GESELLSCHAFT


Mount Everest-Höchste Müllkippe der Welt

Baku, 20. Juni, AZERTAC

Jedes Jahr kämpfen sich Hunderte Abenteuerlustige den höchsten Berg der Welt hinauf - und jedes Jahr werden es mehr. Der Mount Everest hat sich dadurch mittlerweile in die höchste Müllkippe der Welt verwandelt.

Zurückgelassene Zelte, kaputte Kletterausrüstung, leere Sauerstoffflaschen und Fäkalien säumen mittlerweile den Weg auf den höchsten Punkt der Erde in 8848 Metern Höhe.

Allein in diesem Jahr hat China bereits mehr als acht Tonnen Müll vom Mount Everest gesammelt, darunter mehr als zwei Tonnen menschliche Exkremente. 30 Bergsteiger hatten den Müll mühevoll aufgelesen.

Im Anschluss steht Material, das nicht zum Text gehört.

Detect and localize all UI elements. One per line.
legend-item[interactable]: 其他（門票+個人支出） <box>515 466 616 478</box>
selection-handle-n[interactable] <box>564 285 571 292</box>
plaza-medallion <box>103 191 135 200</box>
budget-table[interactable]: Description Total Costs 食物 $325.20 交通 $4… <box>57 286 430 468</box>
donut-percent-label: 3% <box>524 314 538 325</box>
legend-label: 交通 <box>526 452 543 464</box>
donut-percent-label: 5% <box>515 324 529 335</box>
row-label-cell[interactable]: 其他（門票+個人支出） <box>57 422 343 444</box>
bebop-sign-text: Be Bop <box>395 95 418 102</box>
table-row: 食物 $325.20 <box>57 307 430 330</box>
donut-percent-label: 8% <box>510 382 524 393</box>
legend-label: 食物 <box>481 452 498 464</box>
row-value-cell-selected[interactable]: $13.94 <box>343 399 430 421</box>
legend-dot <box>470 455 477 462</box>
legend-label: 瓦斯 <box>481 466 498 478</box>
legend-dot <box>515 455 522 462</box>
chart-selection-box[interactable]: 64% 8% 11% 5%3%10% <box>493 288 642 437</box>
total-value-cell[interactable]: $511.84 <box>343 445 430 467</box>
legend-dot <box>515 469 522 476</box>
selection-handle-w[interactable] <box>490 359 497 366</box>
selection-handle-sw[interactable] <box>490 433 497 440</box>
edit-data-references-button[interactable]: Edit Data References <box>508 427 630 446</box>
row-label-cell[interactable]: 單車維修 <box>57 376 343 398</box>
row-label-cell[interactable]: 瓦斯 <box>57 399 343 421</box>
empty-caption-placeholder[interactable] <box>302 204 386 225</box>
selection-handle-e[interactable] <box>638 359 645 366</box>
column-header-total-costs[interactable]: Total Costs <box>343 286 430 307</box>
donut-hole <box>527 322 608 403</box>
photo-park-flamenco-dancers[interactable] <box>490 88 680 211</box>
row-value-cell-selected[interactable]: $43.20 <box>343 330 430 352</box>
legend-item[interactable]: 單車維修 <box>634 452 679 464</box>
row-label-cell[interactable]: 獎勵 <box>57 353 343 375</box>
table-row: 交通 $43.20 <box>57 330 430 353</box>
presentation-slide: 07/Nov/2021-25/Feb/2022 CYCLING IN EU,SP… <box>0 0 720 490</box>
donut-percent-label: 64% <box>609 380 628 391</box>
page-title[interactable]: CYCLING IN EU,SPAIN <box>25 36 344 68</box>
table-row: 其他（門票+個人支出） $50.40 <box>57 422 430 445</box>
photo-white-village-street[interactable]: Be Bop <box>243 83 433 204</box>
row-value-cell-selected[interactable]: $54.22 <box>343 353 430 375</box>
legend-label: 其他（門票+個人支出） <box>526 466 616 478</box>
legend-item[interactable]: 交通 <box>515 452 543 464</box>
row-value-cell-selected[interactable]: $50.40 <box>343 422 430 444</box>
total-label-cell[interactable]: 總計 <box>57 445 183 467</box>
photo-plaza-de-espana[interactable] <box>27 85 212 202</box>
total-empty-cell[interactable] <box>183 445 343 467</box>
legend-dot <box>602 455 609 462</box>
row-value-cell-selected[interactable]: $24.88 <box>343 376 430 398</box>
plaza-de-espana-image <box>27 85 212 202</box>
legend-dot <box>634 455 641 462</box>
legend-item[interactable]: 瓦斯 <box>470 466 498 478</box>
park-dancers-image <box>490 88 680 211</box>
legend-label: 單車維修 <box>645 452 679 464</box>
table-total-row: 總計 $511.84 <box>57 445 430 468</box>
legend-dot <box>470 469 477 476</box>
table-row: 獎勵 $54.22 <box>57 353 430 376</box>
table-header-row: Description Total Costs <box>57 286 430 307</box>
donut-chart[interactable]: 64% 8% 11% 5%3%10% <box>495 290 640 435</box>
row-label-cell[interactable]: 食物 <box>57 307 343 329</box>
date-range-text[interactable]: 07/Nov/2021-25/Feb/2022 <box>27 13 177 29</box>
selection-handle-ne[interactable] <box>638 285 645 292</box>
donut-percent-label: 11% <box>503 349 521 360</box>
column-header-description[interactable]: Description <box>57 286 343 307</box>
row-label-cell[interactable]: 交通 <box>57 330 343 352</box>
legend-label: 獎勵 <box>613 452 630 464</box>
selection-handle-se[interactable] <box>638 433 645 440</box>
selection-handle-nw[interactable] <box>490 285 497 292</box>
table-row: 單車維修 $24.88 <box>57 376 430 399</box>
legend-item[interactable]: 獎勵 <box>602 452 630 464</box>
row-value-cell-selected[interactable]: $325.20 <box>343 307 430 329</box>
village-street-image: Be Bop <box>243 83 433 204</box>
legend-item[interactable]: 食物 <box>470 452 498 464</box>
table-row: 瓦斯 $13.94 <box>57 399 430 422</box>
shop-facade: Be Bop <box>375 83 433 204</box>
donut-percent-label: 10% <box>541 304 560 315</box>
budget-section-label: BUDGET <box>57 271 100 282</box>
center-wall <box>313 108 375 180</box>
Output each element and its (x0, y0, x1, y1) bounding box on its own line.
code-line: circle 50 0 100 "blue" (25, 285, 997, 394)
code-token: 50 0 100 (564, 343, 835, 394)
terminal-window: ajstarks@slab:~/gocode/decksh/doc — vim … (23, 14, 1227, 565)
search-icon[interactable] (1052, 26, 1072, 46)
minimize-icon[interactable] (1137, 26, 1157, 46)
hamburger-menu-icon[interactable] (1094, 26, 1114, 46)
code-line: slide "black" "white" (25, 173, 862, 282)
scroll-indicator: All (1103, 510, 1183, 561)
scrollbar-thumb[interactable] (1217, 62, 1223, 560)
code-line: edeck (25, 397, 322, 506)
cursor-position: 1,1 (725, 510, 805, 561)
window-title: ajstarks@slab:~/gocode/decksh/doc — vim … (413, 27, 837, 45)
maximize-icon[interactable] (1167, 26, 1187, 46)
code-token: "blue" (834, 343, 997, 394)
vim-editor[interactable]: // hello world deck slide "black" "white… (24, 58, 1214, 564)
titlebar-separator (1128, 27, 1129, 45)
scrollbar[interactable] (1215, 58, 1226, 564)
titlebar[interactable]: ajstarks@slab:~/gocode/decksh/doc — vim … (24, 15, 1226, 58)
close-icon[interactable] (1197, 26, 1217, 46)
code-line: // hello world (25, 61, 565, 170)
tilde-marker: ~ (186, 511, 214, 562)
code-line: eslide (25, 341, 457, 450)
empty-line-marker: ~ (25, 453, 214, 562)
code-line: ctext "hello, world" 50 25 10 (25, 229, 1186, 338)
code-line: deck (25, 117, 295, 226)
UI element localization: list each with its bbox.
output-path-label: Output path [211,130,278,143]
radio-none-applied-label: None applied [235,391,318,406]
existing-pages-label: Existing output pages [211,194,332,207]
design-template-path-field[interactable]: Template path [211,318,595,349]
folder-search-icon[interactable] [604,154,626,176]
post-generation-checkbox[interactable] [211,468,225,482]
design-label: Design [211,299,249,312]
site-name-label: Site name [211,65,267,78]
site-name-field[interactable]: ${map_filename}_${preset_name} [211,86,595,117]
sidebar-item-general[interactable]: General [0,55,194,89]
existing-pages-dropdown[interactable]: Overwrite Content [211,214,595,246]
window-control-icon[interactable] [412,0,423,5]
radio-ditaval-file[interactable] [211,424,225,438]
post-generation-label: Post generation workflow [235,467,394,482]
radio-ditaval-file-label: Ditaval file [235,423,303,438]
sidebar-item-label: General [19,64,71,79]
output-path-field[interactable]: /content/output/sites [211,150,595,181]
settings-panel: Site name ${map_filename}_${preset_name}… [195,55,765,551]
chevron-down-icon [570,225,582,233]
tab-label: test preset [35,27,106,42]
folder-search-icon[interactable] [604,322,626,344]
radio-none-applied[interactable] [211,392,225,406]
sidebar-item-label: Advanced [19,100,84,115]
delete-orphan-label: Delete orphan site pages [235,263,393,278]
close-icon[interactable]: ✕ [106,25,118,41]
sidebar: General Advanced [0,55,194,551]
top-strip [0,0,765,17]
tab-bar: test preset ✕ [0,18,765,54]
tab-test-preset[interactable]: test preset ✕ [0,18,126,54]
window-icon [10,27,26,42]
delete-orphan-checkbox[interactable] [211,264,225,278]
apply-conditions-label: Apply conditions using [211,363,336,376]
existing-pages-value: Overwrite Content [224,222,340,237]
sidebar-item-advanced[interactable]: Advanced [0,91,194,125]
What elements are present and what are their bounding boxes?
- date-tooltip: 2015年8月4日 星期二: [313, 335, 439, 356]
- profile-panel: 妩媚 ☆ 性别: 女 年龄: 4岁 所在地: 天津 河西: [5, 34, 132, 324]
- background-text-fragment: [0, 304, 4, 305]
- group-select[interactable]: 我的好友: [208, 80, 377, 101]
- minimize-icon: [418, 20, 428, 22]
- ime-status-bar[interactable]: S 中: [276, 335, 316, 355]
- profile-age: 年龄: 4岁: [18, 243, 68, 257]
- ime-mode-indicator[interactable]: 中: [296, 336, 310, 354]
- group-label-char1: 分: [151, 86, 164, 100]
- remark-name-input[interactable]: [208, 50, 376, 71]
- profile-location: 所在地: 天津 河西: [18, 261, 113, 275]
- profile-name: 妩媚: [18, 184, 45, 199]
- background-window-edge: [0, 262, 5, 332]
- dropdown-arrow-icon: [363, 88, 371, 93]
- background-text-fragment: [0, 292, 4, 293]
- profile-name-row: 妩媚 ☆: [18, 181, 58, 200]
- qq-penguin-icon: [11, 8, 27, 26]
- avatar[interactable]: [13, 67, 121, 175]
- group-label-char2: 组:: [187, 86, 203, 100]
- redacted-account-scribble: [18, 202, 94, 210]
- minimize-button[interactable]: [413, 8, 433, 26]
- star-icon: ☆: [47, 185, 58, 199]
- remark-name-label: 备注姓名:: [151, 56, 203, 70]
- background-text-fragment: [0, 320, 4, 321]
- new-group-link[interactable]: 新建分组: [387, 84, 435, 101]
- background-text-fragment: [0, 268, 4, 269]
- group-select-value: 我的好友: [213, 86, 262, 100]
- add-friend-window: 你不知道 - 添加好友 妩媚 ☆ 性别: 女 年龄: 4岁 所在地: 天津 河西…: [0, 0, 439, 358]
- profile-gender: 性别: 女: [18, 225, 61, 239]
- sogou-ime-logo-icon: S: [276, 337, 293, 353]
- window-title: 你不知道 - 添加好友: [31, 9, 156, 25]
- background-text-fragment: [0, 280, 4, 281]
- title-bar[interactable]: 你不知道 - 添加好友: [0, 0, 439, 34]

Doch nicht nur die aktuellen Bergsteiger hinterlassen eine Müllspur. In den vergangenen Jahren war es am Mount Everest ungewöhnlich warm. Dadurch tauchte auch der Unrat längst vergangener Expeditionen aus dem Eis wieder auf.

Touristen sollen Müll einsammeln - Tibet und Nepal nehmen angesichts wachsender Müllberge auch die Touristen in die Pflicht. Seit 2015 müssen Bergsteiger in Tibet auf ihrem Weg zum Gipfel mindestens acht Kilo Unrat einsammeln. Kommen sie mit leeren Händen zurück, müssen sie 100 Dollar pro Kilogramm zahlen. Auch in Nepal gelten ähnliche Regeln. Hier drohen sogar Strafen bis zu 4000 Dollar.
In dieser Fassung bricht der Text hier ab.